1.2. Rumusan Masalah
            Aksi penentangan demi penentangan terus dilakukan oleh pedagang terhadap kebijakan Pemkot, walaupun para pedagang sadar, bahwa tuntutan mereka akan sulit untuk terpenuhi, bahkan di saat pondasi pembangunan pasar Senapelan tersebut mulai dilakukan awal bulan Juli 2004 lalu. Kebijakan seperti ini, bukan hanya sekali terjadi di Pekanbaru, beberapa waktu lalu, Pemkot juga mangeluarkan kebijakan peremajaan pasar Pusat atau Suka Ramai yang berdekatan dengan pasar Senapelan. Kebijakan ini juga menuai protes dari pedagang pasar Suka Ramai dikarenakan harga kios yang terlalu mahal bagi pedagang. Selain itu, Pemkot juga menggandeng investor yang sama dengan investor yang membangun pasar Senapelan, yaitu P.T. PMJ, dengan konsep bangunan yang sama. Dan konflik ini juga tidak dapat terselesaikan dengan baik.
            Kebijakan pemerintah yang kembali merealisasikan program peremajaan pasar tradisional (dengan menggandeng investor yang sama), dan kebijakan yang kembali mendapat tantangan dari para pedagang pasar tradisonal (pedagang pasar Senapelan), walaupun upaya penentangan itu tidak berhasil seperti halnya upaya penyelesaian konflik yang juga tidak berhasil, merupakan permasalahan- permasalahan yang menarik untuk diangkat sebagai fokus penelitian.

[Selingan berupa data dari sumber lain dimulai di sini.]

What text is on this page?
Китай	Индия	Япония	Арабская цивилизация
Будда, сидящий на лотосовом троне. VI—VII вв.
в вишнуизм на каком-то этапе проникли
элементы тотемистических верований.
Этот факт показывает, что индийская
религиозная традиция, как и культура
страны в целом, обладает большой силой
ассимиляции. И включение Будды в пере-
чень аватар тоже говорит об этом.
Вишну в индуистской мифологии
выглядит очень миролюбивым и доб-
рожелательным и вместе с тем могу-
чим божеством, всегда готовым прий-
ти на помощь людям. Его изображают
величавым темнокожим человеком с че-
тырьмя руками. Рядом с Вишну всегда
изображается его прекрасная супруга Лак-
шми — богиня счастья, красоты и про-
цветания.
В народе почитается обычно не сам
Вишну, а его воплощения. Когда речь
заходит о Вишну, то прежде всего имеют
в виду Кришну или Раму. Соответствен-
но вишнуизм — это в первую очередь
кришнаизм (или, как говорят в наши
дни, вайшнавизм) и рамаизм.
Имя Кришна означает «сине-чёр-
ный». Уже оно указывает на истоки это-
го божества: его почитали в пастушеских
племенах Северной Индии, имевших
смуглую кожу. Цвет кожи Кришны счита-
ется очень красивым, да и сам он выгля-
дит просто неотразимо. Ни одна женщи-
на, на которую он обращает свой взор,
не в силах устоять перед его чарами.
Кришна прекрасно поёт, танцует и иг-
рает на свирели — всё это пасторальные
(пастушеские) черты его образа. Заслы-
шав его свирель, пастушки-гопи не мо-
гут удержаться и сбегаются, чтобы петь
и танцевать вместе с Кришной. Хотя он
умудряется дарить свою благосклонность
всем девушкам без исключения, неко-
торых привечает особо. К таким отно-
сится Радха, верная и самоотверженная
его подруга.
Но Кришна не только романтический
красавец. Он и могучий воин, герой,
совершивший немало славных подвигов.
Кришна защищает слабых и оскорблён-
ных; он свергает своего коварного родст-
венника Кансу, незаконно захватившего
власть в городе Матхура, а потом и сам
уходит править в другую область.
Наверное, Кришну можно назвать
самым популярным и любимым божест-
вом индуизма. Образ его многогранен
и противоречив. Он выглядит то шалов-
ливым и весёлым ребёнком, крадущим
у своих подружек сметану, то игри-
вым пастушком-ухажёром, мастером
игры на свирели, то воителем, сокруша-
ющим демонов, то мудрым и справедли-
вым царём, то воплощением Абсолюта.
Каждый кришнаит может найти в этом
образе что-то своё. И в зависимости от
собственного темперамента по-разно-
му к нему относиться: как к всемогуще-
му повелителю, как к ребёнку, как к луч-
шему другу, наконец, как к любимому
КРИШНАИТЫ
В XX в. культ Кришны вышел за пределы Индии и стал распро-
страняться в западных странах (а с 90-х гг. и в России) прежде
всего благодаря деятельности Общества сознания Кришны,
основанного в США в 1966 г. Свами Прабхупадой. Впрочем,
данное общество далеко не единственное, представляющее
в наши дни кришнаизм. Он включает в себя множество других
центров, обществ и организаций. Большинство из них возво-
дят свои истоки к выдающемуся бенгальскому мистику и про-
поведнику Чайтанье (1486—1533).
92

Penelitian ini berusaha mengungkapkan:
1. Bagaimana bentuk- bentuk dominasi kekuasaan yang terjadi?
2. Bagaimana bentuk- bentuk perlawanan pedagang?
3. Bagaiamana resolusi konflik yang diupayakan dalam konflik itu?

1.3. Tujuan Penelitian
Penelitian ini bertujuan untuk dapat menggambarkan tentang:
1. Bentuk- bentuk dominasi yang dilakukan oleh kekuasaan terhadap kaum tertindas.

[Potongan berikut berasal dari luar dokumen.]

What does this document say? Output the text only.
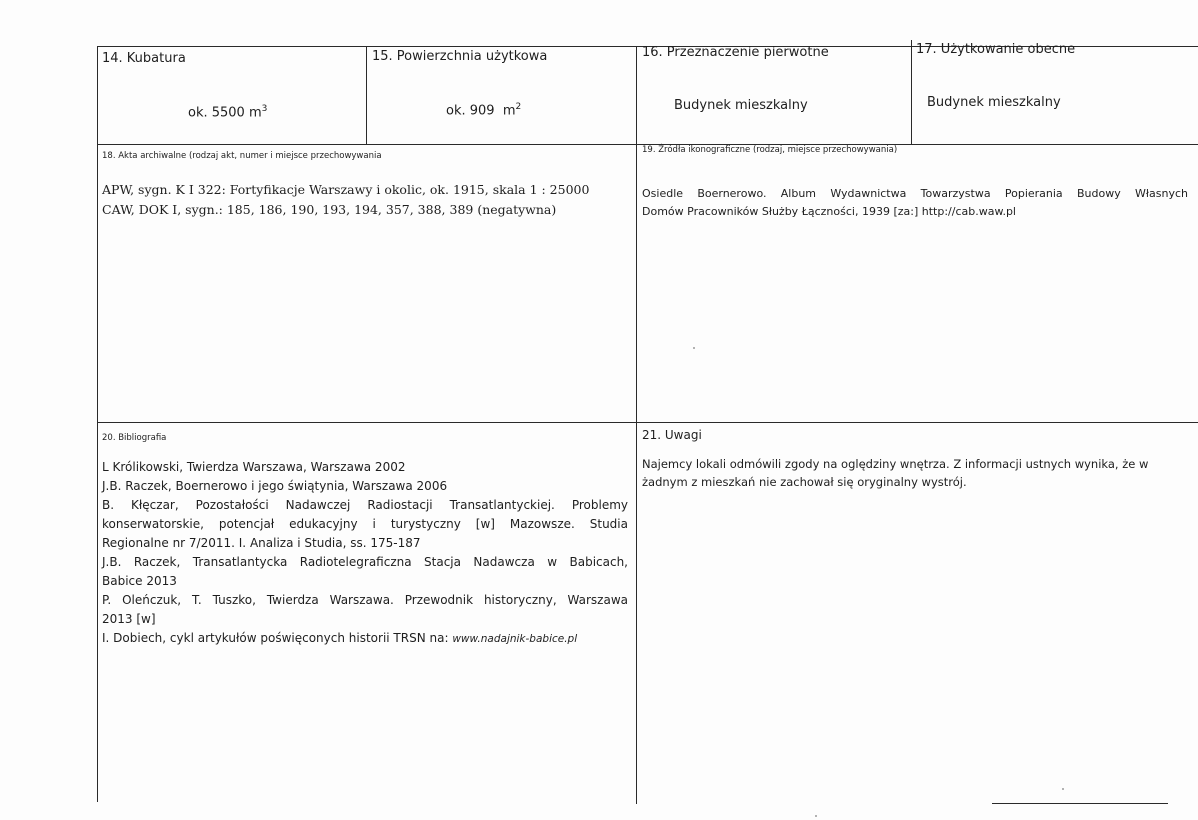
14. Kubatura
ok. 5500 $m^3$
15. Powierzchnia użytkowa
ok. 909  $m^2$
16. Przeznaczenie pierwotne
Budynek mieszkalny
17. Użytkowanie obecne
Budynek mieszkalny
18. Akta archiwalne (rodzaj akt, numer i miejsce przechowywania
APW, sygn. K I 322: Fortyfikacje Warszawy i okolic, ok. 1915, skala 1 : 25000
CAW, DOK I, sygn.: 185, 186, 190, 193, 194, 357, 388, 389 (negatywna)
19. Źródła ikonograficzne (rodzaj, miejsce przechowywania)
Osiedle Boernerowo. Album Wydawnictwa Towarzystwa Popierania Budowy Własnych
Domów Pracowników Służby Łączności, 1939 [za:] http://cab.waw.pl
20. Bibliografia
L Królikowski, Twierdza Warszawa, Warszawa 2002
J.B. Raczek, Boernerowo i jego świątynia, Warszawa 2006
B. Kłęczar, Pozostałości Nadawczej Radiostacji Transatlantyckiej. Problemy
konserwatorskie, potencjał edukacyjny i turystyczny [w] Mazowsze. Studia
Regionalne nr 7/2011. I. Analiza i Studia, ss. 175-187
J.B. Raczek, Transatlantycka Radiotelegraficzna Stacja Nadawcza w Babicach,
Babice 2013
P. Oleńczuk, T. Tuszko, Twierdza Warszawa. Przewodnik historyczny, Warszawa
2013 [w]
I. Dobiech, cykl artykułów poświęconych historii TRSN na: www.nadajnik-babice.pl
21. Uwagi
Najemcy lokali odmówili zgody na oględziny wnętrza. Z informacji ustnych wynika, że w
żadnym z mieszkań nie zachował się oryginalny wystrój.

2. Bentuk- bentuk perlawanan yang dilakukan oleh para pedagang terhadap dominasi kekuasaan.
3. Resolusi yang diupayakan atau berlaku dalam konflik tersebut.

1.4. Manfaat Penelitian
Berdasarkan tujuan penelitian di atas, maka manfaat penelitian ini adalah untuk:
1. Mengetahui bentuk- bentuk dominasi kekuasaan
2. Mengetahui bentuk- bentuk perlawanan yang dilakukan oleh para pedagang

3. Mengetahui resolusi yang diupayakan atau berlaku dalam konflik tersebut.